Folla retint un sanglot.
"Prenons patience, dit-elle à son père; je la soignerai, je la caresserai si bien, qu'elle finira par me reconnaître, vous verrez."
Félix Marlioux partit pour s'occuper de son installation prochaine à Marseille, et Folla demeura seule avec la pauvre insensée. Elle s'en effraya un peu d'abord, puis elle reprit courage.
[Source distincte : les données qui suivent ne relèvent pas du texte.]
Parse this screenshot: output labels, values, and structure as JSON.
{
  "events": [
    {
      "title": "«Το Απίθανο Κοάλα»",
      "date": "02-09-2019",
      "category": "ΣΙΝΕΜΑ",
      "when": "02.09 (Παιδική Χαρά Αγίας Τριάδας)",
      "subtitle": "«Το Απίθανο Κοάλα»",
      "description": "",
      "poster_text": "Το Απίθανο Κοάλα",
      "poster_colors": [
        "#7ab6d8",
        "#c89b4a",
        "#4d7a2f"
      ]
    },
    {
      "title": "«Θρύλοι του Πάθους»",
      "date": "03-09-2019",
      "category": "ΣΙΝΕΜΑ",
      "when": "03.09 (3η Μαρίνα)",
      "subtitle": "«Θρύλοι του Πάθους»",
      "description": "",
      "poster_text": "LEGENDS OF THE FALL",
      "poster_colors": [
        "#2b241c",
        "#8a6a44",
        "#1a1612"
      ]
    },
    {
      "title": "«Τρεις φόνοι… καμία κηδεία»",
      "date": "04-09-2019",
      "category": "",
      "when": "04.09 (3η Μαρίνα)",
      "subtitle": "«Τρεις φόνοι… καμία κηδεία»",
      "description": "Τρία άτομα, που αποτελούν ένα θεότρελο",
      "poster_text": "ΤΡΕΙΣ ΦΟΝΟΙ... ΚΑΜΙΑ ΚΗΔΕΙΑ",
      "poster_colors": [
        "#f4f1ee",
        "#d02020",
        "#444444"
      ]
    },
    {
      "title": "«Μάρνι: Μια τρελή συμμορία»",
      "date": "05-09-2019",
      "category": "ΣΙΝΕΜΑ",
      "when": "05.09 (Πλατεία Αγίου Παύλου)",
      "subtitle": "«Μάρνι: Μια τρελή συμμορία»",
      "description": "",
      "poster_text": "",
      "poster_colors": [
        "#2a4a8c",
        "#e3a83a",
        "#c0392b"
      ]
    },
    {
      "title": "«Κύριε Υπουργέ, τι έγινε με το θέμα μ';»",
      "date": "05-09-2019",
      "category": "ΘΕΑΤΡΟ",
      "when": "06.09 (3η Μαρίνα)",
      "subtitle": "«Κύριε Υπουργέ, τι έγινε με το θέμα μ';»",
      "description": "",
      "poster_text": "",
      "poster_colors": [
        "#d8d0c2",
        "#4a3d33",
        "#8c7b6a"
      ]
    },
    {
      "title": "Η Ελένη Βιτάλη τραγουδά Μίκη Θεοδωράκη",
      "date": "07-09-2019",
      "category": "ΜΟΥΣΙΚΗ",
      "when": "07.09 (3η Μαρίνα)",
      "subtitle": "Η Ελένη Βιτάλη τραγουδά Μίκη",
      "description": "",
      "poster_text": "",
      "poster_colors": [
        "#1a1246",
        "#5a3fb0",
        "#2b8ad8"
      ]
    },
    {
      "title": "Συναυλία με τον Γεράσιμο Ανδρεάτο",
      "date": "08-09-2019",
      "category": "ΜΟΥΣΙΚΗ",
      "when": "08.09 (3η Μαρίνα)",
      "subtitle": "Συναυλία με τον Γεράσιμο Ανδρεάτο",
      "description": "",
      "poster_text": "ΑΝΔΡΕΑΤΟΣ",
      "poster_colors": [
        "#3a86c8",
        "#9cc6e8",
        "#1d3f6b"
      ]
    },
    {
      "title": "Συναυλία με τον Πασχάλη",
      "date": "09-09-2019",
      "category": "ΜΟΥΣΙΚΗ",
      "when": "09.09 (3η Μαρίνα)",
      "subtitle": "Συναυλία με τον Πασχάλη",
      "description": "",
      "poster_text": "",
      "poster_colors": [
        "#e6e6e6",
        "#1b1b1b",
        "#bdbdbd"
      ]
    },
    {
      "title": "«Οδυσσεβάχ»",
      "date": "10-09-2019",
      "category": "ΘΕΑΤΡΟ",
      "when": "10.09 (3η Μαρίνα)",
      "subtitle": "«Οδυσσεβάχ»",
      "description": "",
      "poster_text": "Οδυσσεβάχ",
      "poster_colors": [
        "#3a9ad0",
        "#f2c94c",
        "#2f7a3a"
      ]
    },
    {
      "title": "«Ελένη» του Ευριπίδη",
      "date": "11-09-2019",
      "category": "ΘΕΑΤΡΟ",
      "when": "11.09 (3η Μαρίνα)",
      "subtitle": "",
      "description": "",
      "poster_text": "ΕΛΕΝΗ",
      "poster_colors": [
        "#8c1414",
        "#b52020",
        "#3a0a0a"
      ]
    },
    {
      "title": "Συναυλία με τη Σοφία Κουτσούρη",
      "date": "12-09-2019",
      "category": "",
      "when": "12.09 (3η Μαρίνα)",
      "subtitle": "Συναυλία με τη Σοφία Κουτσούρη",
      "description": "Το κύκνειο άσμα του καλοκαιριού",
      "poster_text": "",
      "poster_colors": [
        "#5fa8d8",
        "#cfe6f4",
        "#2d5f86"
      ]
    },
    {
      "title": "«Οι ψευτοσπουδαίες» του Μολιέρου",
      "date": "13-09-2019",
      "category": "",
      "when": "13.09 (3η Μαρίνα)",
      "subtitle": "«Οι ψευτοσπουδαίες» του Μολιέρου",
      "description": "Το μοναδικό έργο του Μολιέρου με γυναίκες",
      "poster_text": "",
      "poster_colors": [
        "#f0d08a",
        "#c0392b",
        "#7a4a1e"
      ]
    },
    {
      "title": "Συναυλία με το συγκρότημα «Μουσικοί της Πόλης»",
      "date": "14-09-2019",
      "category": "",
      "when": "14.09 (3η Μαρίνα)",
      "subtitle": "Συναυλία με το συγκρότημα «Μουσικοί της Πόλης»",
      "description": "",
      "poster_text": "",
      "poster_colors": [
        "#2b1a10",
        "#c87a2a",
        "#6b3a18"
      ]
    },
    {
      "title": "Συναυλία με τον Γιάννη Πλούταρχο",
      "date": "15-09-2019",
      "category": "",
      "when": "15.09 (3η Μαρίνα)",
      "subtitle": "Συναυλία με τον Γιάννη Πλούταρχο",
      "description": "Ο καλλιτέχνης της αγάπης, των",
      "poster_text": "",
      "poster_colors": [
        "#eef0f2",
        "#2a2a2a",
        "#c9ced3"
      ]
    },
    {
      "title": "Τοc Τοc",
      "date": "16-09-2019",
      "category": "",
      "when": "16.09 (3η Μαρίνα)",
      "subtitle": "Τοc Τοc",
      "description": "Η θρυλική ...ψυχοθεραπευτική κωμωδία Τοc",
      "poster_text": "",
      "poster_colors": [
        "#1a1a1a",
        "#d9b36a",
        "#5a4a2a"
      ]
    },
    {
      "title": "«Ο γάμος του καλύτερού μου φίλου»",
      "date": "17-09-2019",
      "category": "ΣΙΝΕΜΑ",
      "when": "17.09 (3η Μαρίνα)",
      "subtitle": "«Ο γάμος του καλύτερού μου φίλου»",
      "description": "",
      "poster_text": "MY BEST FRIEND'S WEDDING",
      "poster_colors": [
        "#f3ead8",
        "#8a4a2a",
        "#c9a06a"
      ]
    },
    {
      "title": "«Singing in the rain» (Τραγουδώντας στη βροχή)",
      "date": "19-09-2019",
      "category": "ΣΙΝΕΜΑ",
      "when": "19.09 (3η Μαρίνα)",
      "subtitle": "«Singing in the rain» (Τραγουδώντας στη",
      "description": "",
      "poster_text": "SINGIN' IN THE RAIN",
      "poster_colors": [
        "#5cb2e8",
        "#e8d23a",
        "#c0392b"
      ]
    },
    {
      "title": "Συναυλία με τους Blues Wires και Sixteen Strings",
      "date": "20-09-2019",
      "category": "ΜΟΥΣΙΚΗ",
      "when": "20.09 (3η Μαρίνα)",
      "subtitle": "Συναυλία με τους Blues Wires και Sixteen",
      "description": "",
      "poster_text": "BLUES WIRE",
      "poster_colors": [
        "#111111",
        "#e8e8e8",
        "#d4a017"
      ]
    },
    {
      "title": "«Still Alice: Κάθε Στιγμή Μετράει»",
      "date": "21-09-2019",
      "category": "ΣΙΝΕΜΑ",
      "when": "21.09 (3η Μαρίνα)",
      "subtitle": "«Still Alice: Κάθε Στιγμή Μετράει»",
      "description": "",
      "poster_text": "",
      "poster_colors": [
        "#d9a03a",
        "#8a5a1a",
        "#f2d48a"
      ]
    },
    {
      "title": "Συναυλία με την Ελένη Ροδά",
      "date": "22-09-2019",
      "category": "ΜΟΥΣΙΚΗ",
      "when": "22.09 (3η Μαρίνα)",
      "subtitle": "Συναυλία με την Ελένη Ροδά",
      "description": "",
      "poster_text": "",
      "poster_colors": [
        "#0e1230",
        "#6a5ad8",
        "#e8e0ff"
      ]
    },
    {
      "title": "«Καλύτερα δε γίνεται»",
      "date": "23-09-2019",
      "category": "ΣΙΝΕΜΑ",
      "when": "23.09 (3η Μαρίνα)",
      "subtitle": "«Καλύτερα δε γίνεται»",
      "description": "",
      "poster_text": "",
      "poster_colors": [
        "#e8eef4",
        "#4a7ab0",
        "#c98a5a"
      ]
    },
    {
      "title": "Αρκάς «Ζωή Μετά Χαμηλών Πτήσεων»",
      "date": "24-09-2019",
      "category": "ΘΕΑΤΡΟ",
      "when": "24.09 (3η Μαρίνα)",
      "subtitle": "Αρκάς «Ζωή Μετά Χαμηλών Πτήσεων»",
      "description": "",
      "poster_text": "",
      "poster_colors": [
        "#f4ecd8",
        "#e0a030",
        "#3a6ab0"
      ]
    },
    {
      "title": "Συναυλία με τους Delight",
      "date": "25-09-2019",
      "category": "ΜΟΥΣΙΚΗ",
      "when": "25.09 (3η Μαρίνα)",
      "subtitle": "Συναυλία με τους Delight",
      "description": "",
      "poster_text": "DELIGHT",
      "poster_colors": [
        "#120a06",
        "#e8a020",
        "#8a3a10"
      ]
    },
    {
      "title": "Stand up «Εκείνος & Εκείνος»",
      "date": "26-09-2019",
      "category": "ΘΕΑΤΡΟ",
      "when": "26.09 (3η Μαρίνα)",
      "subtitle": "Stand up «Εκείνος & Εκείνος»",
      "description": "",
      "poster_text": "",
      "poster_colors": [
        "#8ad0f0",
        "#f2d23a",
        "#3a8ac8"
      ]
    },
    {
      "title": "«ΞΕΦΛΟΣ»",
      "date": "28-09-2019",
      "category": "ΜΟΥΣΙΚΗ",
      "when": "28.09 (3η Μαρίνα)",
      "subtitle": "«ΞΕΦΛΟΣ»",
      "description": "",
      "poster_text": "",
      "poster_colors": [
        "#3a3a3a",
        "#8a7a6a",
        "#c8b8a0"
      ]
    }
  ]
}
Elle visita la maison pour en connaître tous les coins et recoins; ce ne fut pas long.
Quand elle connut la place de chaque chose, elle retira du feu le lait qui avait bouilli. Son père avait déjeuné avant de sortir; elle en versa dans un bol de faïence minutieusement lavé, et coupa une tranche de pain; puis elle apporta le tout devant Gervaise, qui la regarda fixement, étonnée.
"Mangez, mère," lui dit la petite fille.
Gervais obéit et mangea assez avidement pour faire penser qu'on devait souvent la négliger.
Quand elle eut terminé son repas, Folla déjeuna à son tour; ensuite elle lava les bols et les cuillers, mit tout en ordre dans la chambre, et entra dans son réduit, où sa malle était déposée.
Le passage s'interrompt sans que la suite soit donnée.